Mary Poppins (1964) was one of the greatest live-action successes that Disney ever had. For more than a decade afterwards, Disney constantly tried to recapture the success of Mary Poppins. The Gnome-Mobile was one such occasion. The studio even went so far as to reteam the kids from Mary Poppins, Karen Dotrice and Matthew Garber – and if that were not enough, they are billed on screen as “the Mary Poppins Children, Matthew Garber and Karen Dotrice.” Furthermore, the film also has the Sherman brothers, Richard and Robert, who wrote the songs for Mary Poppins performing the same function here.

Like Mary Poppins and other imitators like Bedknobs and Broomsticks (1971), The Gnome-Mobile has a basic plot that involves children in the guardianship of an adult (but not a parent) being taken on a magical journey in a fantastical form of transport – by umbrella in Mary Poppins, a flying bed in Bedknobs and an antique touring car here. Although the Disney film that The Gnome-Mobile resembles far more than Mary Poppins is Darby O’Gill and the Little People (1959) with its frolics concerning pint-sized leprechauns in the world of ordinary humans. If the creative connections were not clearer, then Darby O’Gill, Mary Poppins and The Gnome-Mobile were all directed by Robert Stevenson.
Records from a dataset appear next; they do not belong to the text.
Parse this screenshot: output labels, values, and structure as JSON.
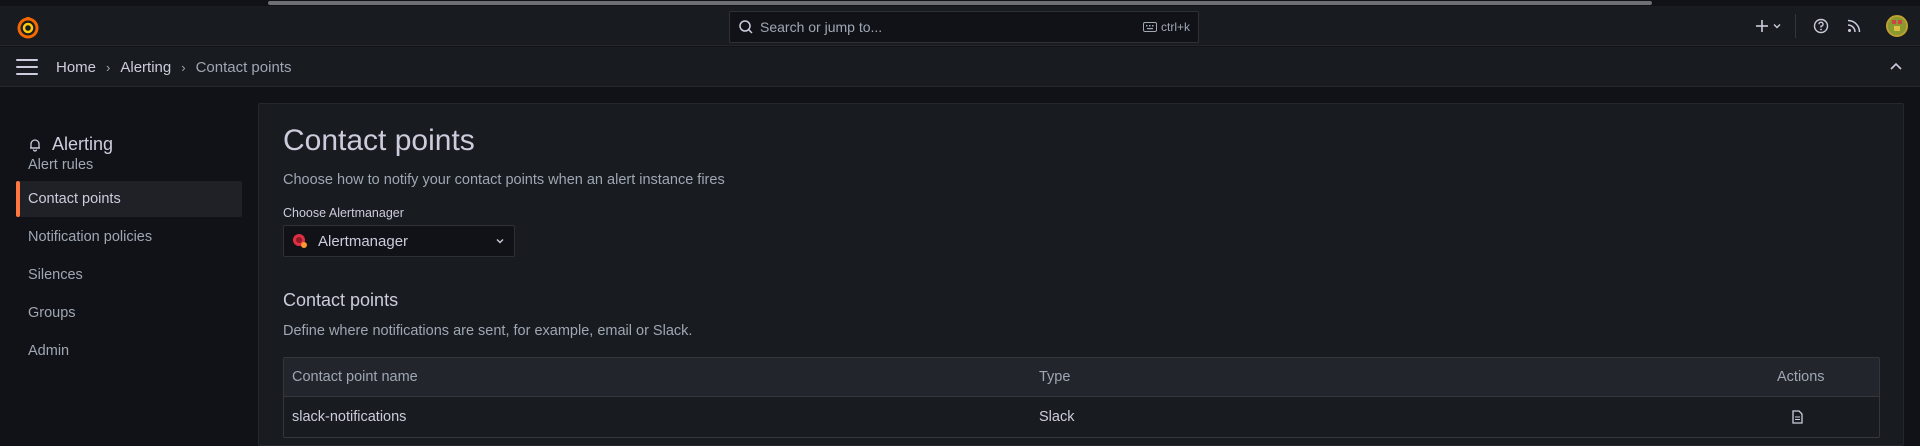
{
  "colors": {
    "accent": "#ff7641",
    "background": "#111217",
    "panel": "#181b1f"
  },
  "topbar": {
    "logo_icon": "grafana-logo",
    "search": {
      "placeholder": "Search or jump to...",
      "shortcut": "ctrl+k",
      "icon": "search-icon",
      "keyboard_icon": "keyboard-icon"
    },
    "add_icon": "plus-icon",
    "help_icon": "help-icon",
    "news_icon": "rss-icon",
    "avatar_icon": "avatar"
  },
  "breadcrumb": {
    "items": [
      "Home",
      "Alerting",
      "Contact points"
    ]
  },
  "sidebar": {
    "section_title": "Alerting",
    "section_icon": "bell-icon",
    "items": [
      {
        "label": "Alert rules",
        "active": false
      },
      {
        "label": "Contact points",
        "active": true
      },
      {
        "label": "Notification policies",
        "active": false
      },
      {
        "label": "Silences",
        "active": false
      },
      {
        "label": "Groups",
        "active": false
      },
      {
        "label": "Admin",
        "active": false
      }
    ]
  },
  "main": {
    "title": "Contact points",
    "description": "Choose how to notify your contact points when an alert instance fires",
    "alertmanager": {
      "label": "Choose Alertmanager",
      "selected": "Alertmanager"
    },
    "contact_points": {
      "title": "Contact points",
      "description": "Define where notifications are sent, for example, email or Slack.",
      "columns": [
        "Contact point name",
        "Type",
        "Actions"
      ],
      "rows": [
        {
          "name": "slack-notifications",
          "type": "Slack",
          "action_icon": "file-icon"
        }
      ]
    }
  }
}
It is a lively film. Robert Stevenson was responsible for some of the more enjoyable Disney live-action comedies and his talent in this area shines through here. The film is strung out around a series of slapstick scenes – the scene in the hotel lobby with the gnomes in the picnic basket being taken for wild geese; the breakout from the asylum with Walter Brennan and Matthew Garber trying to fake snores to cover up the sawing of the bars; the madcap car chase where the pursuing villains’ car manages to continue on despite being progressively wrecked.

D.J. Mulrooney (Walter Brennan), Rodney (Matthew Gaber), Elizabeth (Karen Dotrice) and the gnome Knobby (Walter Brennan) in The Gnome-Mobile (1967)
(l to r) D.J. Mulrooney (Walter Brennan), Rodney (Matthew Gaber), Elizabeth (Karen Dotrice) and the gnome Knobby (also Walter Brennan)
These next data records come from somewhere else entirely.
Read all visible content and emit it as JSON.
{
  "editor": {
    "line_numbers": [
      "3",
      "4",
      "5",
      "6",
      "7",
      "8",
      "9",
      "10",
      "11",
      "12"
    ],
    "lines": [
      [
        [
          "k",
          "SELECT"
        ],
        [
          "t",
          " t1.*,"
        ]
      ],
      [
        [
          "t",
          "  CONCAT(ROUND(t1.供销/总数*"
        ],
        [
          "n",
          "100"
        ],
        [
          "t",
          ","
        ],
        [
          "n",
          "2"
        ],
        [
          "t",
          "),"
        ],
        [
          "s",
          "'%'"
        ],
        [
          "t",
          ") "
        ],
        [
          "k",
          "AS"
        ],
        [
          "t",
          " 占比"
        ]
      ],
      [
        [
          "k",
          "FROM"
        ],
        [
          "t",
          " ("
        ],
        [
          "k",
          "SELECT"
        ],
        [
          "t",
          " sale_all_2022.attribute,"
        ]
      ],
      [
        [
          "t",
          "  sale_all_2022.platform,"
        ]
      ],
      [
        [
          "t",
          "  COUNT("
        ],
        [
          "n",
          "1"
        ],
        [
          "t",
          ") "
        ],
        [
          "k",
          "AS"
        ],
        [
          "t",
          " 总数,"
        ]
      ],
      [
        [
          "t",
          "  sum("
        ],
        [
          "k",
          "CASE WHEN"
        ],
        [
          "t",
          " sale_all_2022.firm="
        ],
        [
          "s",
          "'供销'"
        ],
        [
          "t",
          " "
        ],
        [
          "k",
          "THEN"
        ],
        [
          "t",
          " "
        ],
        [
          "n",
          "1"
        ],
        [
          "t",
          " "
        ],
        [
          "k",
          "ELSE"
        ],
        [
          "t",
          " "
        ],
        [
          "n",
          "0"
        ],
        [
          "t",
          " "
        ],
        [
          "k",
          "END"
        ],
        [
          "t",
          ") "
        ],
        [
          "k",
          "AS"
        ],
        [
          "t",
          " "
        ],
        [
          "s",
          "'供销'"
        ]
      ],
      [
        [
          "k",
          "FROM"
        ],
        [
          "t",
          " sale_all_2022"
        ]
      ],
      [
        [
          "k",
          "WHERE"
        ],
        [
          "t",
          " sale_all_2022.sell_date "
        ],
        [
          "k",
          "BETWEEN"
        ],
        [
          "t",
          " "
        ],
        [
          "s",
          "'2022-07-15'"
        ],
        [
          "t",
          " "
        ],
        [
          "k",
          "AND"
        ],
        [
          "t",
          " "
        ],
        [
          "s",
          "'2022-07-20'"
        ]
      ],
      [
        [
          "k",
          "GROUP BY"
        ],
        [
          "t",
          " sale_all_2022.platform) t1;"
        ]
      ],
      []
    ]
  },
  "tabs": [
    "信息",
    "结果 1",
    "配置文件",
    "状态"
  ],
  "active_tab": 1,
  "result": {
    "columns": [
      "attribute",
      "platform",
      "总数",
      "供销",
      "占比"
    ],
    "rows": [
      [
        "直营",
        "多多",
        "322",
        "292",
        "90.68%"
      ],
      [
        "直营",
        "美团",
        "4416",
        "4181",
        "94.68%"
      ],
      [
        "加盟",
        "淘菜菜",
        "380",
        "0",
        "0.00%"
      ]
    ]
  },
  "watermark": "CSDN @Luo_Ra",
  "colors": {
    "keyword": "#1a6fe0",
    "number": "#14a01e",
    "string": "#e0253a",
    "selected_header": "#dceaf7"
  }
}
The film excels in its effects scenes – the scene with the pint-sized Tom Lowell running around the house and the full-sized Sean McClory trying to reel him in with a fishing line; and particularly the eminently lively climax with the female gnomes trying to catch a soap-greased Tom Lowell. Walter Brennan has a considerable amount of fun, playing both the role of the millionaire and having especial fun as the apoplectically cantankerous gnome Knobby.

In the hard to believe department, the film comes from a children’s book The Gnomemobile: A Gnice Gnew Gnarrative with Gnonsense but Gnothing Gnaughty (91936) by Upton Sinclair, the same author whose book also inspired the Academy Award-winning There Will Be Blood (2007).
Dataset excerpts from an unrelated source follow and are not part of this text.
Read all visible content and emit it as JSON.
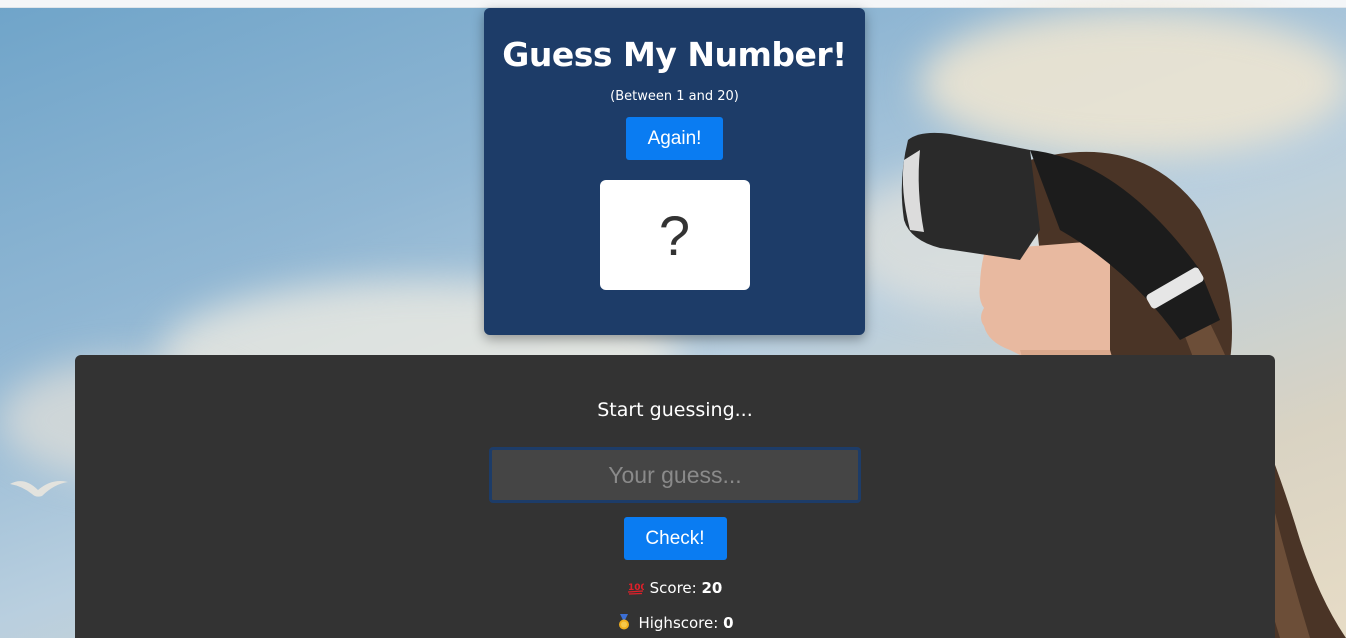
{
  "header": {
    "title": "Guess My Number!",
    "subtitle": "(Between 1 and 20)",
    "again_label": "Again!",
    "secret_number": "?"
  },
  "game": {
    "message": "Start guessing...",
    "guess_placeholder": "Your guess...",
    "guess_value": "",
    "check_label": "Check!",
    "score_label": "Score:",
    "score_value": "20",
    "score_icon": "hundred-points-icon",
    "highscore_label": "Highscore:",
    "highscore_value": "0",
    "highscore_icon": "medal-icon"
  },
  "colors": {
    "header_bg": "#1d3c68",
    "panel_bg": "#333333",
    "button": "#0a7cf2",
    "input_bg": "#454545"
  }
}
British director Robert Stevenson made a number of other films for Disney that include Disney include Darby O’Gill and the Little People (1959), The Absent-Minded Professor (1961), In Search of the Castaways (1962), The Misadventures of Merlin Jones (1963), Son of Flubber (1963), Mary Poppins (1964), The Monkey’s Uncle (1965), Blackbeard’s Ghost (1968), The Love Bug (1969), Bedknobs and Broomsticks (1971), Herbie Rides Again (1974), The Island at the Top of the World (1974) and The Shaggy D.A. (1976). Before moving to Hollywood, Stevenson also made the Boris Karloff mad scientist film The Man Who Changed His Mind (1936) and the sf film Non Stop New York (1937).